We’ve already briefly touched on how page speed is an important factor for overall user experience, and how it can negatively affect your websites bounce rate, but slow page speed can actually be more damaging than that! Longer website & page load times have also been shown to have a negative effect on overall conversions. (, 2012)

Several studies have taken place to measure exactly how overall site performance can have an impact on a business’s ROI. Ultimately, it was found that even a small increase in page loading times can have a really positive impact on a business’s online sales.

What you probably want to know is how does Google determine my page speed?

Although the exact answer to this isn’t clear, there are hints that Google in actual fact uses a combination of different page speed factors rather than just one.

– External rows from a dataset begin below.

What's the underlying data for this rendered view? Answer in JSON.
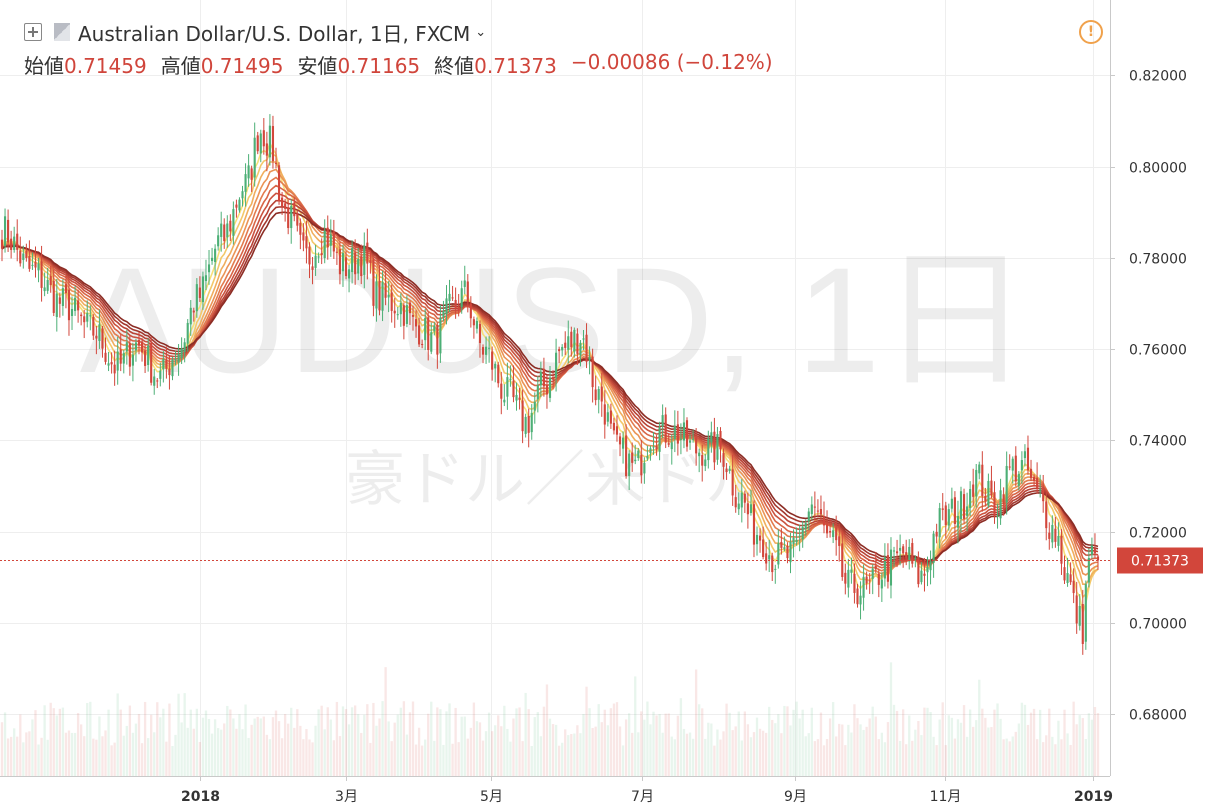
{
  "header": {
    "title": "Australian Dollar/U.S. Dollar, 1日, FXCM",
    "chevron": "⌄",
    "alert_glyph": "!",
    "open_label": "始値",
    "open_value": "0.71459",
    "high_label": "高値",
    "high_value": "0.71495",
    "low_label": "安値",
    "low_value": "0.71165",
    "close_label": "終値",
    "close_value": "0.71373",
    "change_value": "−0.00086 (−0.12%)"
  },
  "watermark": {
    "symbol": "AUDUSD, 1日",
    "description": "豪ドル／米ドル"
  },
  "colors": {
    "up": "#4caf76",
    "down": "#d2463b",
    "price_line": "#d2463b",
    "ribbon": [
      "#f7e07a",
      "#f3c86a",
      "#f0ae5e",
      "#ea9456",
      "#e27b4e",
      "#d86547",
      "#ca523f",
      "#b84336",
      "#a3372e",
      "#8c2d25"
    ]
  },
  "chart_data": {
    "type": "candlestick",
    "symbol": "AUDUSD",
    "timeframe": "1日",
    "x_labels": [
      "2018",
      "3月",
      "5月",
      "7月",
      "9月",
      "11月",
      "2019"
    ],
    "y_ticks": [
      "0.82000",
      "0.80000",
      "0.78000",
      "0.76000",
      "0.74000",
      "0.72000",
      "0.70000",
      "0.68000"
    ],
    "ylim": [
      0.6665,
      0.8365
    ],
    "last_price": "0.71373",
    "series_close": [
      [
        0,
        0.786
      ],
      [
        10,
        0.777
      ],
      [
        20,
        0.77
      ],
      [
        30,
        0.764
      ],
      [
        38,
        0.756
      ],
      [
        44,
        0.761
      ],
      [
        52,
        0.754
      ],
      [
        58,
        0.76
      ],
      [
        64,
        0.771
      ],
      [
        72,
        0.784
      ],
      [
        80,
        0.796
      ],
      [
        85,
        0.808
      ],
      [
        88,
        0.805
      ],
      [
        93,
        0.79
      ],
      [
        100,
        0.78
      ],
      [
        106,
        0.785
      ],
      [
        112,
        0.778
      ],
      [
        118,
        0.78
      ],
      [
        124,
        0.771
      ],
      [
        130,
        0.77
      ],
      [
        136,
        0.765
      ],
      [
        142,
        0.762
      ],
      [
        148,
        0.769
      ],
      [
        152,
        0.772
      ],
      [
        158,
        0.76
      ],
      [
        166,
        0.75
      ],
      [
        172,
        0.744
      ],
      [
        178,
        0.752
      ],
      [
        184,
        0.76
      ],
      [
        190,
        0.763
      ],
      [
        196,
        0.75
      ],
      [
        202,
        0.738
      ],
      [
        208,
        0.734
      ],
      [
        214,
        0.742
      ],
      [
        220,
        0.742
      ],
      [
        228,
        0.738
      ],
      [
        236,
        0.738
      ],
      [
        242,
        0.728
      ],
      [
        248,
        0.72
      ],
      [
        254,
        0.714
      ],
      [
        260,
        0.715
      ],
      [
        266,
        0.726
      ],
      [
        272,
        0.718
      ],
      [
        278,
        0.708
      ],
      [
        284,
        0.707
      ],
      [
        290,
        0.712
      ],
      [
        296,
        0.715
      ],
      [
        302,
        0.71
      ],
      [
        308,
        0.722
      ],
      [
        314,
        0.725
      ],
      [
        320,
        0.732
      ],
      [
        326,
        0.726
      ],
      [
        332,
        0.734
      ],
      [
        336,
        0.734
      ],
      [
        340,
        0.728
      ],
      [
        346,
        0.72
      ],
      [
        350,
        0.71
      ],
      [
        353,
        0.702
      ],
      [
        355,
        0.699
      ],
      [
        357,
        0.715
      ],
      [
        360,
        0.7137
      ]
    ],
    "ema_ribbon_periods": [
      5,
      8,
      11,
      14,
      17,
      20,
      23,
      26,
      29,
      32
    ]
  }
}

Using Google’s Page Speed Insights, you can analyse the page / site speed of any website you want. I highly recommend you do this for your website frequently, and try to aim for over 50 as a guideline.

The screenshot above shows that Google users different factors, including First Contentful Paint to determine page speed.


What Can I Do?

Fear not! There are many things you can do to increase the loading times of your web pages. Here are 3 great tips for this:

Optimising Images

Many people might not realise it, but images actually take up around 50 – 90% of a web pages size.

This makes them a pretty good place to start when it comes to improving loading times!

Optimising images for web performance is really important when it comes to increasing page speed. Larger images slow down loading times, so trying to find a good balance between a decreased image file size and an acceptable image quality is really important.

If your website is run on WordPress, then there are many tools you can use to do this such as Adobe Photoshop or Affinity Photo.

Here are 3 other great tools you can check out to optimise your images for your web page:


Enable Compression

Another great idea is to use a software application to reduce the size of your code files, such as HTML, CSS & JavaScript.

A great software tool for this is GZIP.

As a general guideline, you’ll want to use this on code files that are larger than 150 bytes. Also, don’t use GZIP on images files. Rather use the tools listed above for those.

Activate Browser Caching

Quite simply, browser caching allows your users to store part of your web page in their browser cache.

Although this won’t have an effect on first time visitors, this means that if a user re-visits your website, the page will load much faster as it is stored directly in cache second time round. Better than nothing!

Look into setting up browser cache in an htacess file, or again use a plugin if you’re a WordPress user.

The Bottom Line

Page Speed is not only important as a usability factor, but it also effects your organic rankings for SEO.

Using Page Speed Insights, can you gain a great understanding of your pages speed, as well as how best to go and improve it.

Optimising images, enabling compression, and activating browser caching will all ultimately have a positive effect on how your website loads to users, and will benefit you most when it comes to keeping users on your website, increasing conversions, and boosting Google rankings.